Somente nas lembranças de infância Ivan encontrava algo agradável. Mas, à medida que crescia, a autenticidade de Ivan foi sendo apagada, o brilho social ofuscou o que havia de genuíno em si. Sua vida supérflua o desumanizou, tornou-o uma espécie de robô que fez aquilo que todos esperavam. Entretanto, como muito de nós, enquanto esteve imerso em seu cotidiano, rodeado de admiração, de trabalho, de vaidade, de troféus sociais, não percebia o quão vazia era sua vida, suas relações e o seu próprio trabalho tão prestigioso.
Foi a proximidade da morte que despertou Ivan Ilitch de seu alheamento de si. Infelizmente, não houve tempo de refazer suas escolhas. Mas Tolstói narrou esta história para que possamos compreender que a dor de Ivan Ilitch não precisa ser a nossa. Não precisamos nos deparar com a certeza da morte para que possamos refletir sobre nossas escolhas e até que ponto estamos nutrindo uma vida que vale a pena ser vivida ou apenas existindo irrefletidamente.
É claro que não podemos atribuir a uma obra literária – e a nenhuma obra de arte em geral – a responsabilidade por ser o “pivô” da separação de um casal. Esse tipo de afirmação revela apenas um desejo midiático e humano, demasiado humano, de tentar encontrar um culpado, justificar, de forma simples, algo complexo. Mas, como disse Kafka, a literatura tem de fato um poder transforma(dor) de nos chamar a atenção para assuntos incômodos, que muitas vezes preferimos afastar de nossos pensamentos – mas que são importantes e urgentes.
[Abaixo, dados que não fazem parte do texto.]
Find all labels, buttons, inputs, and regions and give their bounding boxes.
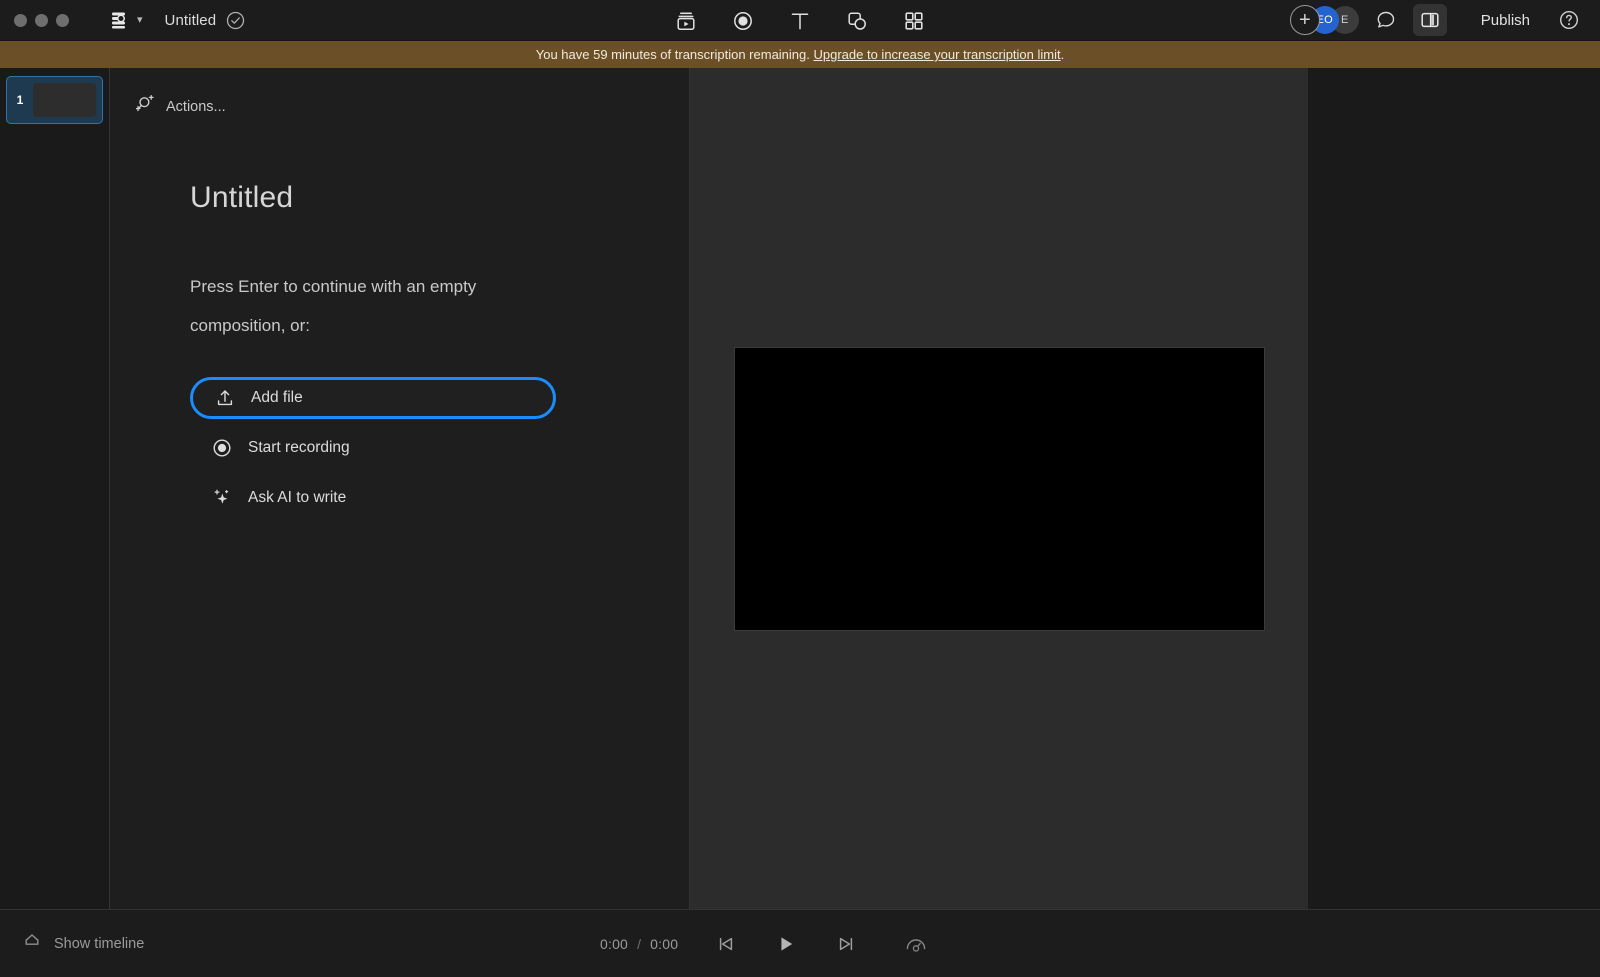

Tolstói teve o dom de conseguir nos dar de presente, em uma história tão curta, uma preciosa fonte de reflexão sobre o que queremos para a nossa vida e por que fazemos o que fazemos. A Morte de Ivan Ilitch, assim como outras de suas obras, nos desperta contra a alienação de nós mesmos. Ivan morreu para que nós, seus leitores, possamos viver mais genuinamente – e, por vezes, isso implica romper.